28. Februar 2009 07:23

Nettoverlust 

Telekom Austria verliert im 4. Quartal 438 Mio. Euro

Das Gesamtjahr 2008 beendete die TA mit einem Verlust von fast 49 Mio. Euro trotz eines leicht gestiegenen Umsatzes.

Telekom Austria verliert im 4. Quartal 438 Mio. Euro
© APA/ROBERT JAEGER

Die Aufwendungen der börsenotierten Telekom Austria im 4. Quartal in Höhe von 632,1 Mio. Euro für das Restrukturierungsprogramm führten zu einem negativen EBITDA in Höhe von 212,0 Mio. Euro. Ohne Berücksichtigung der Restrukturierungsaufwendungen stieg das EBITDA um 7,4 Prozent auf 420,1 Mio. Euro. Der Betriebsverlust betrug 516,1 Mio. Euro und der Nettoverlust 437,7 Mio. Euro im 4. Quartal 2008 als Folge der Aufwendungen in im Rahmen des Restrukturierungsprogramms. Der Verlust je Aktie betrug 0,99 Euro.
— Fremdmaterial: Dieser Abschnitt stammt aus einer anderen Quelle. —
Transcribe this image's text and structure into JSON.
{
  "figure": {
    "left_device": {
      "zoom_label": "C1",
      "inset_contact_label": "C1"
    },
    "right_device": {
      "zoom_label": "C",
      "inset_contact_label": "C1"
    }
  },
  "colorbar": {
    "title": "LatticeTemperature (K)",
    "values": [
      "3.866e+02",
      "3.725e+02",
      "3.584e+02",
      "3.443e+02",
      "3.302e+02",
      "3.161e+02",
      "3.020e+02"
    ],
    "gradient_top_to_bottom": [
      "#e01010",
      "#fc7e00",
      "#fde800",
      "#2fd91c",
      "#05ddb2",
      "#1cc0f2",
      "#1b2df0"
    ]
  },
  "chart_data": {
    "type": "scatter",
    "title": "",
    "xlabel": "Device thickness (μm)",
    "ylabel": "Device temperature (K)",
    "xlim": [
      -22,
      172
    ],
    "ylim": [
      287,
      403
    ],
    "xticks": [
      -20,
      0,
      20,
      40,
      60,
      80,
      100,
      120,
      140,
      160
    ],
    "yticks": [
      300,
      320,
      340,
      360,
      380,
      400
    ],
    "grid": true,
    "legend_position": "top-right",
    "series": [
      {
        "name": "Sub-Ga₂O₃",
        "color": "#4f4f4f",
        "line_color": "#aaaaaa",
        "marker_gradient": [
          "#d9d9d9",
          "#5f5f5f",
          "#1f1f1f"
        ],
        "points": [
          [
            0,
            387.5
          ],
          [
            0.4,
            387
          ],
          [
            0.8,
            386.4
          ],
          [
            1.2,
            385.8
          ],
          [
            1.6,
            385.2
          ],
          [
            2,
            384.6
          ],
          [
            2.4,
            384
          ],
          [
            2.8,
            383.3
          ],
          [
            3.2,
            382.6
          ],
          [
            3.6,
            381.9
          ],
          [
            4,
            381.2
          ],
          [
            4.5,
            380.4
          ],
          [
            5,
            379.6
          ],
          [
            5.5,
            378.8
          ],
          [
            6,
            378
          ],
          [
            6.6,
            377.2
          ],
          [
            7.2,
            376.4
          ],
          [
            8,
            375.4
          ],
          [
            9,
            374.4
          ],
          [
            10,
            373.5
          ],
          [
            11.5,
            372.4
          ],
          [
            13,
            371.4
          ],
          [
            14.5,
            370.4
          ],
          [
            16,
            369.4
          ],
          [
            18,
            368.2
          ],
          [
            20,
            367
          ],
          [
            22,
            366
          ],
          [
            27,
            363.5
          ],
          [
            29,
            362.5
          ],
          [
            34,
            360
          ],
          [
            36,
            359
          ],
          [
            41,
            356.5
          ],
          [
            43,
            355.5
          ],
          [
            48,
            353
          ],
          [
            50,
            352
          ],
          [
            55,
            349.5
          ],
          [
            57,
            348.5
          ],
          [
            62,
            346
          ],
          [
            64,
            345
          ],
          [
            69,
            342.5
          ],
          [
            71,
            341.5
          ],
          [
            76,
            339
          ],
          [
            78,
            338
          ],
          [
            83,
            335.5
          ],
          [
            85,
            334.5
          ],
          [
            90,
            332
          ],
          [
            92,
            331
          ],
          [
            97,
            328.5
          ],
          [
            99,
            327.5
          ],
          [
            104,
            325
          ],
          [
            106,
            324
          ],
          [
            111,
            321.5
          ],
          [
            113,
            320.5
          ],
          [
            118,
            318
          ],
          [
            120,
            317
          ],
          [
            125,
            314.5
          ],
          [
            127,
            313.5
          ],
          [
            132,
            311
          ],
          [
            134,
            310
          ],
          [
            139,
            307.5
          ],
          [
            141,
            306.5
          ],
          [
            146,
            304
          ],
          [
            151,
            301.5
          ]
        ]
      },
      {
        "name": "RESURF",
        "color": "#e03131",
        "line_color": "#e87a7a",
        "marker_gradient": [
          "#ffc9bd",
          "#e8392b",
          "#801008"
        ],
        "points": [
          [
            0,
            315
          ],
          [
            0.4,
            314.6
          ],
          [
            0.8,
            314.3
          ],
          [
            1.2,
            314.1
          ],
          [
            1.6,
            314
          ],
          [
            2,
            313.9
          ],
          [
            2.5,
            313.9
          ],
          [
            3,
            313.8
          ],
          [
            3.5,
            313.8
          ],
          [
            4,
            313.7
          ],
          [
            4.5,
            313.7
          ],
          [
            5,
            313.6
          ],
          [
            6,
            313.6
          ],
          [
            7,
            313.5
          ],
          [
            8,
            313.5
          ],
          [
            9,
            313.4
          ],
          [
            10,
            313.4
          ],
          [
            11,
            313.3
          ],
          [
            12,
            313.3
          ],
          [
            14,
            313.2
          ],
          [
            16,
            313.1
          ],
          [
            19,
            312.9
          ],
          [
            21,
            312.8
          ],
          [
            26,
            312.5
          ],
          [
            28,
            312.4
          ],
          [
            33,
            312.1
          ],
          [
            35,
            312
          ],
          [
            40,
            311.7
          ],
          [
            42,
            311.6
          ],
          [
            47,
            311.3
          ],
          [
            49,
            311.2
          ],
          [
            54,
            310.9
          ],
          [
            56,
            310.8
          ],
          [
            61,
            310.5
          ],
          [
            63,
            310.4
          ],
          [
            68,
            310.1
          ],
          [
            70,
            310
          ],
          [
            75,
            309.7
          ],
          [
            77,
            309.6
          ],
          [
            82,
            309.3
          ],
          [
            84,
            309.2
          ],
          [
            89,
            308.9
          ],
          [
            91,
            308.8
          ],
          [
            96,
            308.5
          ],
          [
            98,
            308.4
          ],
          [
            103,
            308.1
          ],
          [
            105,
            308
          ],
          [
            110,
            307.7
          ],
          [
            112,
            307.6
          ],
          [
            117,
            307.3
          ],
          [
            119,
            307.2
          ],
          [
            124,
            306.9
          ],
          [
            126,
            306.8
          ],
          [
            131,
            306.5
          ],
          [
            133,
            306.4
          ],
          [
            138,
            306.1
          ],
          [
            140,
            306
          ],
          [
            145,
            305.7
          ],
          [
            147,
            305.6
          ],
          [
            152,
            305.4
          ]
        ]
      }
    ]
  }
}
Umsatz stieg wegen Mobilkom
Der Umsatz stieg gegenüber dem Vergleichszeitraum des Vorjahres um 1,4 Prozent auf 1,3 Mrd. Euro. Für den höheren Umsatz waren vor allem die gute Performance der Mobilkom Austria und der weißrussischen Velcom verantwortlich. Die Velcom wurde 2008 erstmals ganzjährig konsolidiert.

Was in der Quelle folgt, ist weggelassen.